Load with a mass if 0.2kg will stretch a spring 0.1m.Spring is stretched an additional 5cm & released.Find the spring constant,period of vibration n f,max acceleration,velocity through equilibrium positions & motion equation?

Well, since the load is hanging:

#F_g = mg = -kx#

The spring constant is found for a spring at equilibrium.

Spring constant
#k = (-mg)/x = (-("0.2 kg")(-"9.80665 m/s"^2))/("0.1 m") = color(blue)("19.613 N"*"m")#

Now that you have the spring constant #k#, you can do a few more things already.

Frequency #omega# and Period #T#

#omega = sqrt(k/m)#

Well, good, we have #k# and we have #m#. So the (angular) frequency is:

#omega = sqrt("19.613kg/s"^2/"0.2 kg") = color(blue)("9.903 rad/s")#

Conveniently enough, #omega = (2pi)/T#, so the period is:

#T = (2pi" rad")/("9.903 rad/s") = color(blue)("0.634 s")#

The three equations
Next, the equations for oscillatory motion are:

#x = Acos(omegat + phi)#
#omega = -Aomegasin(omegat + phi) = A((dx)/(dt))#
#alpha = -Aomega^2cos(omegat + phi) = -omega^2x = A((d^2x)/(dt^2))#

This means the angular acceleration acts to restore equilibrium.

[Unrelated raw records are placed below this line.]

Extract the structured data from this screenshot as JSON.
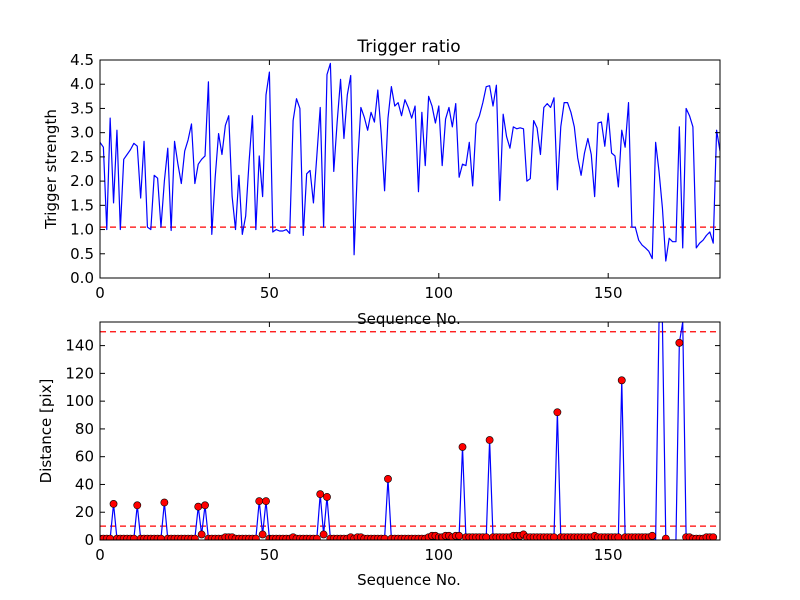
{
  "chart_data": [
    {
      "type": "line",
      "title": "Trigger ratio",
      "xlabel": "Sequence No.",
      "ylabel": "Trigger strength",
      "xlim": [
        0,
        183
      ],
      "ylim": [
        0,
        4.5
      ],
      "xticks": [
        "0",
        "50",
        "100",
        "150"
      ],
      "yticks": [
        "0.0",
        "0.5",
        "1.0",
        "1.5",
        "2.0",
        "2.5",
        "3.0",
        "3.5",
        "4.0",
        "4.5"
      ],
      "xtick_values": [
        0,
        50,
        100,
        150
      ],
      "ytick_values": [
        0,
        0.5,
        1.0,
        1.5,
        2.0,
        2.5,
        3.0,
        3.5,
        4.0,
        4.5
      ],
      "threshold": 1.05,
      "series_color": "#0000ff",
      "threshold_color": "#ff0000",
      "grid": false,
      "series": [
        {
          "values": [
            2.8,
            2.7,
            1.0,
            3.3,
            1.55,
            3.05,
            1.0,
            2.45,
            2.55,
            2.65,
            2.78,
            2.72,
            1.65,
            2.82,
            1.05,
            1.0,
            2.12,
            2.06,
            1.05,
            2.0,
            2.68,
            0.98,
            2.82,
            2.35,
            1.95,
            2.62,
            2.85,
            3.18,
            1.95,
            2.35,
            2.45,
            2.52,
            4.05,
            0.9,
            2.08,
            2.98,
            2.55,
            3.15,
            3.35,
            1.68,
            1.0,
            2.12,
            0.9,
            1.28,
            2.4,
            3.35,
            1.0,
            2.52,
            1.68,
            3.78,
            4.25,
            0.95,
            1.0,
            0.97,
            0.97,
            1.0,
            0.92,
            3.25,
            3.7,
            3.5,
            0.88,
            2.15,
            2.22,
            1.55,
            2.52,
            3.52,
            1.05,
            4.2,
            4.43,
            2.2,
            3.22,
            4.1,
            2.88,
            3.78,
            4.18,
            0.48,
            2.32,
            3.52,
            3.32,
            3.05,
            3.42,
            3.22,
            3.88,
            2.98,
            1.8,
            3.3,
            3.95,
            3.55,
            3.62,
            3.35,
            3.68,
            3.52,
            3.3,
            3.55,
            1.78,
            3.42,
            2.32,
            3.75,
            3.55,
            3.2,
            3.55,
            2.32,
            3.28,
            3.52,
            3.12,
            3.6,
            2.08,
            2.35,
            2.32,
            2.8,
            1.9,
            3.18,
            3.35,
            3.62,
            3.95,
            3.97,
            3.55,
            3.98,
            1.6,
            3.38,
            2.92,
            2.68,
            3.12,
            3.08,
            3.1,
            3.08,
            2.0,
            2.05,
            3.25,
            3.1,
            2.55,
            3.52,
            3.6,
            3.52,
            3.72,
            1.82,
            3.12,
            3.62,
            3.62,
            3.42,
            3.12,
            2.48,
            2.12,
            2.58,
            2.88,
            2.55,
            1.68,
            3.2,
            3.22,
            2.72,
            3.4,
            2.58,
            2.52,
            1.88,
            3.05,
            2.7,
            3.62,
            1.05,
            1.05,
            0.78,
            0.68,
            0.62,
            0.55,
            0.4,
            2.8,
            2.2,
            1.45,
            0.35,
            0.82,
            0.75,
            0.75,
            3.12,
            0.62,
            3.5,
            3.35,
            3.12,
            0.62,
            0.72,
            0.78,
            0.88,
            0.95,
            0.72,
            3.05,
            2.62
          ]
        }
      ]
    },
    {
      "type": "line",
      "title": "",
      "xlabel": "Sequence No.",
      "ylabel": "Distance [pix]",
      "xlim": [
        0,
        183
      ],
      "ylim": [
        0,
        157
      ],
      "xticks": [
        "0",
        "50",
        "100",
        "150"
      ],
      "yticks": [
        "0",
        "20",
        "40",
        "60",
        "80",
        "100",
        "120",
        "140"
      ],
      "xtick_values": [
        0,
        50,
        100,
        150
      ],
      "ytick_values": [
        0,
        20,
        40,
        60,
        80,
        100,
        120,
        140
      ],
      "thresholds": [
        150,
        10
      ],
      "series_color": "#0000ff",
      "marker_color": "#ff0000",
      "threshold_color": "#ff0000",
      "grid": false,
      "series": [
        {
          "values": [
            1,
            1,
            1,
            1,
            26,
            1,
            1,
            1,
            1,
            1,
            1,
            25,
            1,
            1,
            1,
            1,
            1,
            1,
            1,
            27,
            1,
            1,
            1,
            1,
            1,
            1,
            1,
            1,
            1,
            24,
            4,
            25,
            1,
            1,
            1,
            1,
            1,
            2,
            2,
            2,
            1,
            1,
            1,
            1,
            1,
            1,
            1,
            28,
            4,
            28,
            1,
            1,
            1,
            1,
            1,
            1,
            1,
            2,
            1,
            1,
            1,
            1,
            1,
            1,
            1,
            33,
            4,
            31,
            1,
            1,
            1,
            1,
            1,
            1,
            2,
            1,
            2,
            2,
            1,
            1,
            1,
            1,
            1,
            1,
            1,
            44,
            1,
            1,
            1,
            1,
            1,
            1,
            1,
            1,
            1,
            1,
            1,
            2,
            3,
            3,
            2,
            2,
            3,
            3,
            2,
            3,
            3,
            67,
            2,
            2,
            2,
            2,
            2,
            2,
            2,
            72,
            2,
            2,
            2,
            2,
            2,
            2,
            3,
            3,
            3,
            4,
            2,
            2,
            2,
            2,
            2,
            2,
            2,
            2,
            2,
            92,
            2,
            2,
            2,
            2,
            2,
            2,
            2,
            2,
            2,
            2,
            3,
            2,
            2,
            2,
            2,
            2,
            2,
            2,
            115,
            2,
            2,
            2,
            2,
            2,
            2,
            2,
            2,
            3,
            0,
            157,
            157,
            1,
            0,
            0,
            0,
            142,
            157,
            2,
            2,
            1,
            1,
            1,
            1,
            2,
            2,
            2
          ],
          "markers": [
            1,
            4,
            11,
            19,
            29,
            30,
            31,
            32,
            47,
            48,
            49,
            50,
            64,
            65,
            66,
            67,
            70,
            85,
            102,
            111,
            120,
            129,
            138,
            147,
            157,
            158,
            167,
            171,
            173,
            177,
            183
          ]
        }
      ]
    }
  ]
}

The max acceleration occurs at the full amplitudes since the spring is most stretched then. i.e. #x = A#. The maximum value of #cos# is #1#, so:

#color(blue)(|alpha_max| = Aomega^2)#

The max velocity occurs at the equilibrium positions since it's the middle between the two "motion boundaries" at each of which the velocity is #0#. The maximum value of #sin# is #1#, so:

#color(blue)(|v_max| = Aomega)#

And finally the motion equation is:

#color(blue)(x = Acos(omegat + phi))#

Now the only thing you really need is the amplitude. That is just the amount it was pulled, so #A = color(blue)("0.05 m")# or #"5 cm"#.